Naluri dasar manusia untuk bersosialisasi dan bertahan hidup tak bisa diisolasi selamanya. Maka, sebelum vaksin Covid-19 ditemukan,jalan tengahnya adalah hidup dengan kesadaran dan kebiasaan baru. Disiplin menjadi kunci
Oleh
FX LAKSANA AS
·5 menit baca
Naluri dasar manusia untuk bersosialisasi dan bertahan hidup tak bisa diisolasi selamanya. Maka, sebelum vaksin Covid-19 ditemukan, jalan tengahnya adalah hidup dengan kesadaran dan kebiasaan baru. Disiplin menjadi kunci.

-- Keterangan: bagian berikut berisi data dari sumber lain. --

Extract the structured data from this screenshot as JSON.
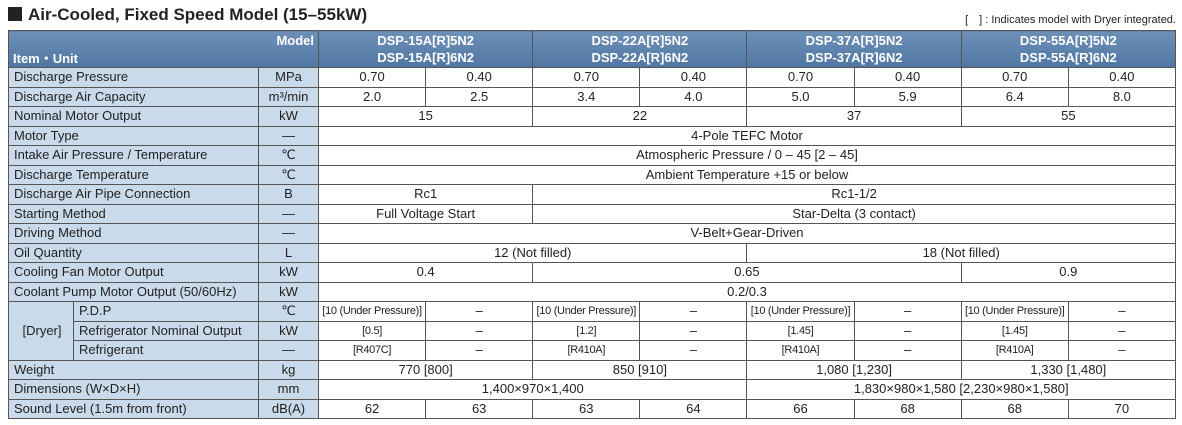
{
  "header": {
    "title": "Air-Cooled, Fixed Speed Model (15–55kW)",
    "note": "[　] : Indicates model with Dryer integrated."
  },
  "table": {
    "model_label": "Model",
    "item_unit_label": "Item・Unit",
    "models": [
      [
        "DSP-15A[R]5N2",
        "DSP-15A[R]6N2"
      ],
      [
        "DSP-22A[R]5N2",
        "DSP-22A[R]6N2"
      ],
      [
        "DSP-37A[R]5N2",
        "DSP-37A[R]6N2"
      ],
      [
        "DSP-55A[R]5N2",
        "DSP-55A[R]6N2"
      ]
    ],
    "group_label": "[Dryer]",
    "rows": [
      {
        "item": "Discharge Pressure",
        "unit": "MPa",
        "cells": [
          "0.70",
          "0.40",
          "0.70",
          "0.40",
          "0.70",
          "0.40",
          "0.70",
          "0.40"
        ]
      },
      {
        "item": "Discharge Air Capacity",
        "unit": "m³/min",
        "cells": [
          "2.0",
          "2.5",
          "3.4",
          "4.0",
          "5.0",
          "5.9",
          "6.4",
          "8.0"
        ]
      },
      {
        "item": "Nominal Motor Output",
        "unit": "kW",
        "cells": [
          "15",
          "22",
          "37",
          "55"
        ]
      },
      {
        "item": "Motor Type",
        "unit": "—",
        "cells": [
          "4-Pole TEFC Motor"
        ]
      },
      {
        "item": "Intake Air Pressure / Temperature",
        "unit": "℃",
        "cells": [
          "Atmospheric Pressure / 0 – 45 [2 – 45]"
        ]
      },
      {
        "item": "Discharge Temperature",
        "unit": "℃",
        "cells": [
          "Ambient Temperature +15 or below"
        ]
      },
      {
        "item": "Discharge Air Pipe Connection",
        "unit": "B",
        "cells": [
          "Rc1",
          "Rc1-1/2"
        ]
      },
      {
        "item": "Starting Method",
        "unit": "—",
        "cells": [
          "Full Voltage Start",
          "Star-Delta (3 contact)"
        ]
      },
      {
        "item": "Driving Method",
        "unit": "—",
        "cells": [
          "V-Belt+Gear-Driven"
        ]
      },
      {
        "item": "Oil Quantity",
        "unit": "L",
        "cells": [
          "12 (Not filled)",
          "18 (Not filled)"
        ]
      },
      {
        "item": "Cooling Fan Motor Output",
        "unit": "kW",
        "cells": [
          "0.4",
          "0.65",
          "0.9"
        ]
      },
      {
        "item": "Coolant Pump Motor Output (50/60Hz)",
        "unit": "kW",
        "cells": [
          "0.2/0.3"
        ]
      },
      {
        "item": "P.D.P",
        "unit": "℃",
        "cells": [
          "[10 (Under Pressure)]",
          "–",
          "[10 (Under Pressure)]",
          "–",
          "[10 (Under Pressure)]",
          "–",
          "[10 (Under Pressure)]",
          "–"
        ]
      },
      {
        "item": "Refrigerator Nominal Output",
        "unit": "kW",
        "cells": [
          "[0.5]",
          "–",
          "[1.2]",
          "–",
          "[1.45]",
          "–",
          "[1.45]",
          "–"
        ]
      },
      {
        "item": "Refrigerant",
        "unit": "—",
        "cells": [
          "[R407C]",
          "–",
          "[R410A]",
          "–",
          "[R410A]",
          "–",
          "[R410A]",
          "–"
        ]
      },
      {
        "item": "Weight",
        "unit": "kg",
        "cells": [
          "770 [800]",
          "850 [910]",
          "1,080 [1,230]",
          "1,330 [1,480]"
        ]
      },
      {
        "item": "Dimensions (W×D×H)",
        "unit": "mm",
        "cells": [
          "1,400×970×1,400",
          "1,830×980×1,580 [2,230×980×1,580]"
        ]
      },
      {
        "item": "Sound Level (1.5m from front)",
        "unit": "dB(A)",
        "cells": [
          "62",
          "63",
          "63",
          "64",
          "66",
          "68",
          "68",
          "70"
        ]
      }
    ]
  }
}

Kasus positif Covid-19 pertama di Indonesia yang menimpa dua warga asal Depok, Jawa Barat, diumumkan pemerintah pada 2 Maret 2020. Selanjutnya pemerintah pusat dan daerah melalui sejumlah kebijakannya menginstruksikan agar masyarakat tinggal di rumah per 16 Maret. Dengan demikian, kegiatan sosial-ekonomi masyarakat sampai akhir Mei ini sudah ”tiarap” selama hampir 2,5 bulan.
Semua bidang usaha mengalami tekanan besar. Tak pandang bulu apakah usaha mikro, kecil, dan menengah atau perusahaan besar; formal atau informal, semua mengalami badai.
Semua bidang usaha mengalami tekanan besar.
Berdasarkan data Gugus Tugas Percepatan Penanganan Covid-19 pada 27 Mei, Covid-19 telah menyebar ke 410 kabupaten dan kota di 34 provinsi. Total kasus positif Covid-19 sebanyak 23.851 orang dengan 1.473 orang meninggal dan 6.057 orang sembuh.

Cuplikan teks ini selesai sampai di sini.